Finally, I’m free.
I remember telling myself:
“I’m quitting the Texan after my third semester as a senior news reporter.”
That turned to: “I’m quitting the Texan after I become news desk editor.”
And then that turned to: “I’m quitting the Texan after I become associate news editor.”
After what feels like an eternity of telling myself I’m definitely quitting the Texan after this semester, I’m now here as the associate managing editor. And through my time as AME, man, it’s going to be hard to say goodbye to this paper.
Maybe it’s Stockholm syndrome I’m feeling. Maybe it’s because I’m scared to leave an organization that made my college and journalism career. Maybe it’s because I’m going to miss everyone who made my time at the Texan so special.

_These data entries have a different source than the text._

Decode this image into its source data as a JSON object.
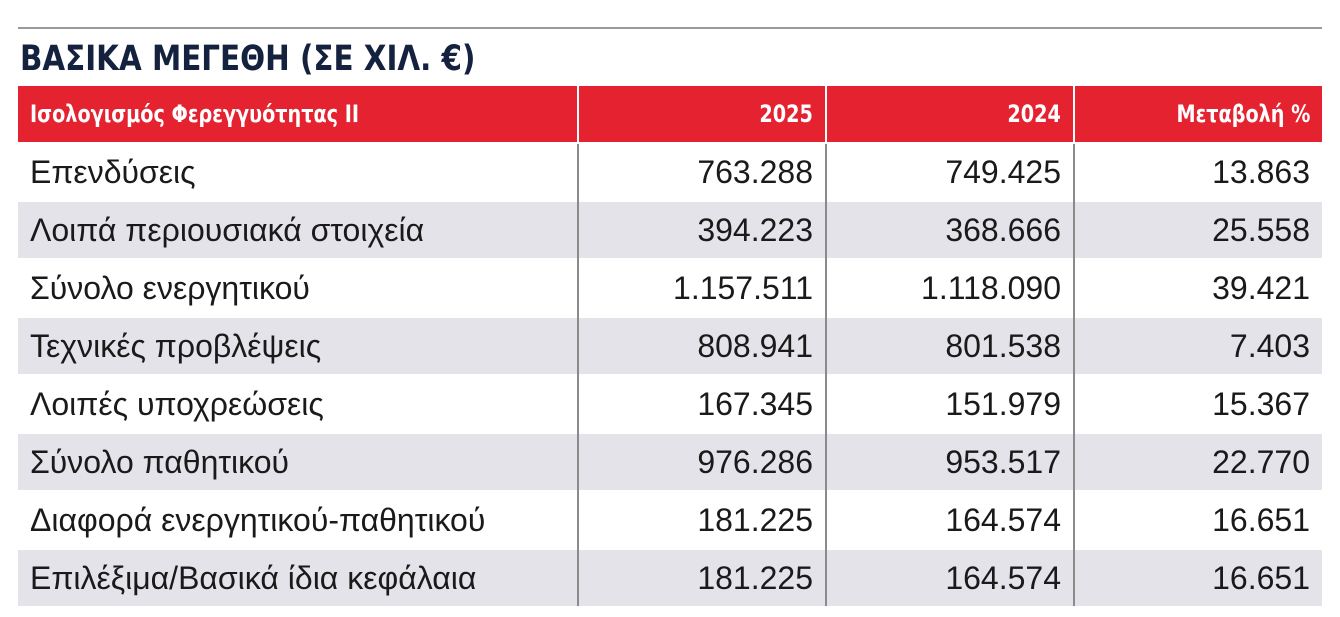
{
  "title": "ΒΑΣΙΚΑ ΜΕΓΕΘΗ (ΣΕ ΧΙΛ. €)",
  "table": {
    "headers": [
      "Ισολογισμός Φερεγγυότητας ΙΙ",
      "2025",
      "2024",
      "Μεταβολή %"
    ],
    "rows": [
      [
        "Επενδύσεις",
        "763.288",
        "749.425",
        "13.863"
      ],
      [
        "Λοιπά περιουσιακά στοιχεία",
        "394.223",
        "368.666",
        "25.558"
      ],
      [
        "Σύνολο ενεργητικού",
        "1.157.511",
        "1.118.090",
        "39.421"
      ],
      [
        "Τεχνικές προβλέψεις",
        "808.941",
        "801.538",
        "7.403"
      ],
      [
        "Λοιπές υποχρεώσεις",
        "167.345",
        "151.979",
        "15.367"
      ],
      [
        "Σύνολο παθητικού",
        "976.286",
        "953.517",
        "22.770"
      ],
      [
        "Διαφορά ενεργητικού-παθητικού",
        "181.225",
        "164.574",
        "16.651"
      ],
      [
        "Επιλέξιμα/Βασικά ίδια κεφάλαια",
        "181.225",
        "164.574",
        "16.651"
      ]
    ]
  },
  "colors": {
    "header_bg": "#e42230",
    "title_color": "#14223f",
    "stripe": "#e4e3ea"
  }
}
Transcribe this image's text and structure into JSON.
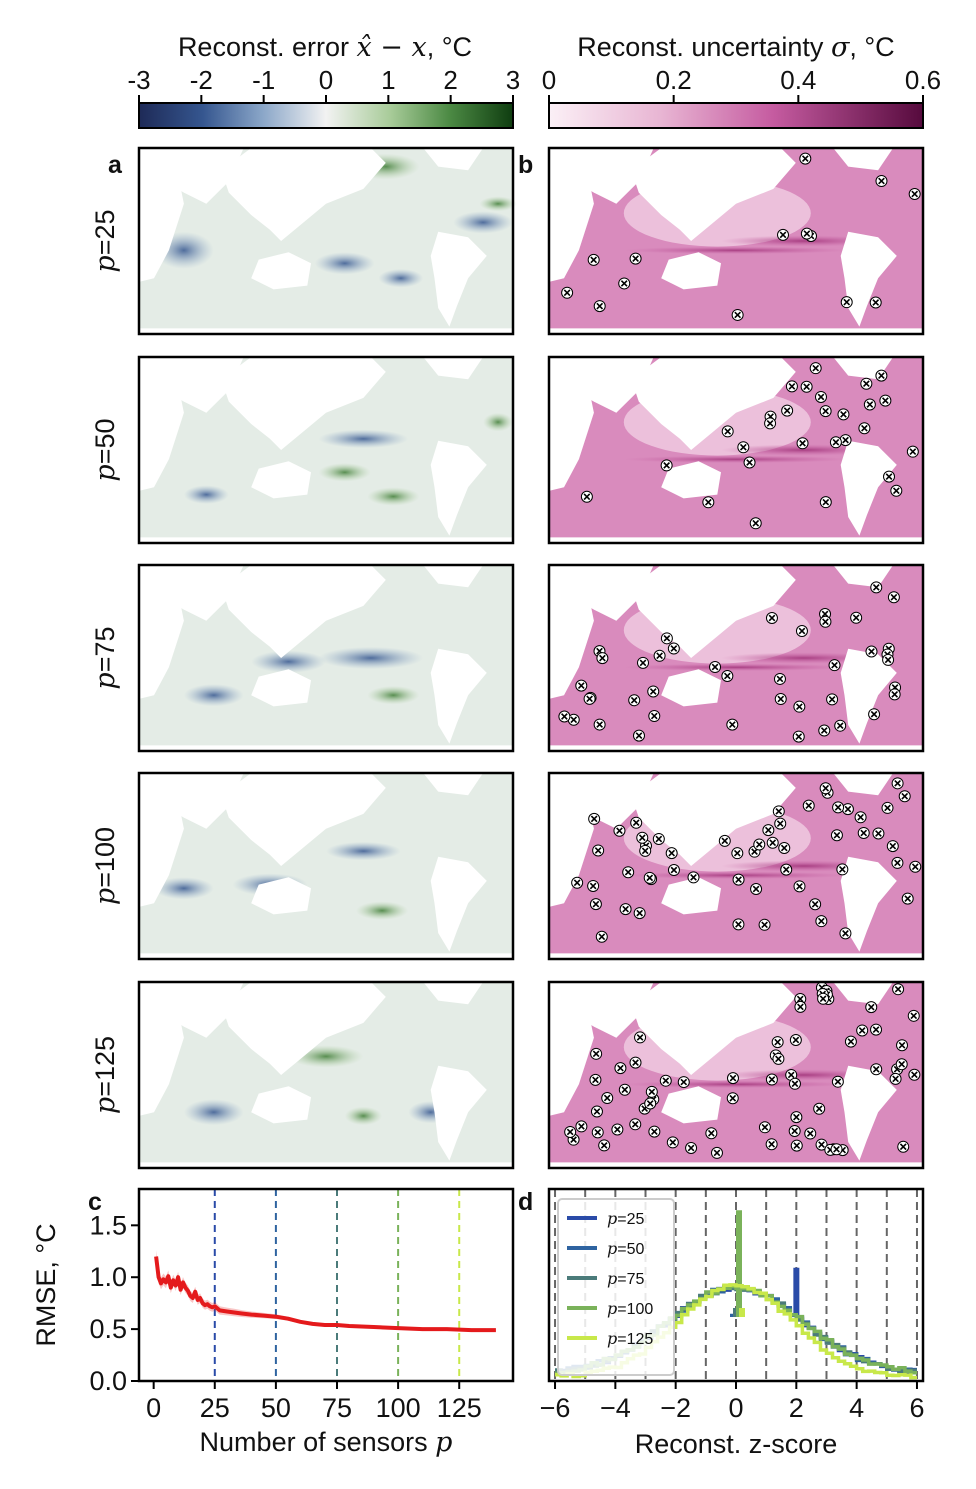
{
  "colorbars": {
    "error": {
      "title_prefix": "Reconst. error ",
      "title_math": "x̂ − x",
      "title_suffix": ", °C",
      "ticks": [
        "-3",
        "-2",
        "-1",
        "0",
        "1",
        "2",
        "3"
      ],
      "range": [
        -3,
        3
      ]
    },
    "uncertainty": {
      "title_prefix": "Reconst. uncertainty ",
      "title_math": "σ",
      "title_suffix": ", °C",
      "ticks": [
        "0",
        "0.2",
        "0.4",
        "0.6"
      ],
      "range": [
        0,
        0.6
      ]
    }
  },
  "panels": {
    "a": "a",
    "b": "b",
    "c": "c",
    "d": "d"
  },
  "rows": [
    {
      "p_symbol": "p",
      "p_text": "=25"
    },
    {
      "p_symbol": "p",
      "p_text": "=50"
    },
    {
      "p_symbol": "p",
      "p_text": "=75"
    },
    {
      "p_symbol": "p",
      "p_text": "=100"
    },
    {
      "p_symbol": "p",
      "p_text": "=125"
    }
  ],
  "chart_data": [
    {
      "type": "line",
      "panel": "c",
      "xlabel": "Number of sensors p",
      "xlabel_text": "Number of sensors ",
      "xlabel_math": "p",
      "ylabel": "RMSE, °C",
      "xlim": [
        -6,
        147
      ],
      "ylim": [
        0,
        1.85
      ],
      "x_ticks": [
        "0",
        "25",
        "50",
        "75",
        "100",
        "125"
      ],
      "y_ticks": [
        "0.0",
        "0.5",
        "1.0",
        "1.5"
      ],
      "vlines": [
        25,
        50,
        75,
        100,
        125
      ],
      "series": [
        {
          "name": "RMSE",
          "color": "#e41a1c",
          "x": [
            1,
            2,
            3,
            4,
            5,
            6,
            7,
            8,
            9,
            10,
            11,
            12,
            13,
            14,
            15,
            16,
            17,
            18,
            19,
            20,
            21,
            22,
            23,
            24,
            25,
            27,
            30,
            33,
            36,
            40,
            45,
            50,
            55,
            60,
            65,
            70,
            75,
            80,
            90,
            100,
            110,
            120,
            130,
            140
          ],
          "y": [
            1.2,
            1.0,
            0.94,
            0.98,
            0.95,
            1.01,
            0.9,
            0.97,
            0.92,
            1.0,
            0.88,
            0.95,
            0.9,
            0.87,
            0.82,
            0.8,
            0.86,
            0.78,
            0.8,
            0.75,
            0.73,
            0.74,
            0.72,
            0.71,
            0.72,
            0.68,
            0.67,
            0.66,
            0.65,
            0.64,
            0.63,
            0.62,
            0.6,
            0.57,
            0.55,
            0.54,
            0.54,
            0.53,
            0.52,
            0.51,
            0.5,
            0.5,
            0.49,
            0.49
          ]
        }
      ]
    },
    {
      "type": "bar",
      "panel": "d",
      "xlabel": "Reconst. z-score",
      "xlim": [
        -6.2,
        6.2
      ],
      "x_ticks": [
        "−6",
        "−4",
        "−2",
        "0",
        "2",
        "4",
        "6"
      ],
      "vlines": [
        -6,
        -5,
        -4,
        -3,
        -2,
        -1,
        0,
        1,
        2,
        3,
        4,
        5,
        6
      ],
      "legend": "top-left",
      "series": [
        {
          "name": "p=25",
          "legend_math": "p",
          "legend_text": "=25",
          "color": "#2a4ba8",
          "spike_at": 2.2,
          "spike_height": 0.95
        },
        {
          "name": "p=50",
          "legend_math": "p",
          "legend_text": "=50",
          "color": "#2e63a0",
          "spike_at": 0.0,
          "spike_height": 0.55
        },
        {
          "name": "p=75",
          "legend_math": "p",
          "legend_text": "=75",
          "color": "#4b7b7a",
          "spike_at": 0.0,
          "spike_height": 0.6
        },
        {
          "name": "p=100",
          "legend_math": "p",
          "legend_text": "=100",
          "color": "#7ab25a",
          "spike_at": 0.0,
          "spike_height": 1.45
        },
        {
          "name": "p=125",
          "legend_math": "p",
          "legend_text": "=125",
          "color": "#c8e84a",
          "spike_at": 0.0,
          "spike_height": 0.6
        }
      ]
    }
  ]
}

The Texan is a place for wannabe journalists, for people to learn and grow, for people to find their footing in college and a place for people to make memories at — please do not mention the pool incident to me.
My last semester at the Texan will hold a special place in my heart. It’s truly when I felt “in” at the Texan, whether that’s a good or bad thing, who knows (it’s both).
Anyway, let’s do the generic thank yous to everyone I have not talked to in a while because I’m bad at maintaining relationships.
To AAJA:
Shez, Fiza, Michael, Mirya, Kaushiki, Angela, Julius, Dilen, Teresa, Juleanna, Nathan and others I’m too lazy to type the names of, thanks for giving me a community of journalists I could actually stand. I enjoyed the late-night hangouts and funny, silly, goofy sessions.
To the people in the basement during production nights:
Carla, Sara, Lorianne, Mimi, Christina, Leila, Kate, Amelia, Sascha, Chloe, Trinity, the designers I totally remember the names of and many more. Thank you for making production night not hell. Thank you for the last-minute dinner runs, the generous leftovers I forced you to hand over and making my time at the Texan feel like home.
To all my mentees:
Aaron, Miriam, Henry, Tess, Beomjun, Perla, Rob, Ylver, and (ironically) Morgan. I don’t know where life will take all of you. I don’t know if y’all want to continue journalism. But I know that you guys will do amazing things in life. I know that because I mentored y’all. And if I mentored y’all, you will be fine.
Peter:
Thank you for guiding us. You used to scare me, and you still do. I remember the first “good” I got from your critiques, and then the subsequent “goods” I got for a while longer. It felt like a badge of honor.
Breigh and Morgan:
I was scared coming in as AME. But you guys have helped and made the transition from some ANE to AME smoothly. I’m proud of the work that we did. You guys made production a time I look forward to. I will miss you guys, I’ll try my best not to ghost y’all. And Breigh, you will be an amazing ME, I just know it.
To all my news editors I worked under and with:
Emily Hernandez, Lauren Girgis and Neelam Bohra, thank you for taking in this confused freshman as your general news reporter. Thank you for teaching and guiding him along this confusing path. I learned so much from y’all. I’m sorry for leaving the parties early, I wished I had stayed for longer.
Brooke, Skye, Anna, Hannah, Tori, Hope and Samantha, it’s finally over, I’m done.
To everyone I mentioned, please reach out to me because I will forget to reach out to you.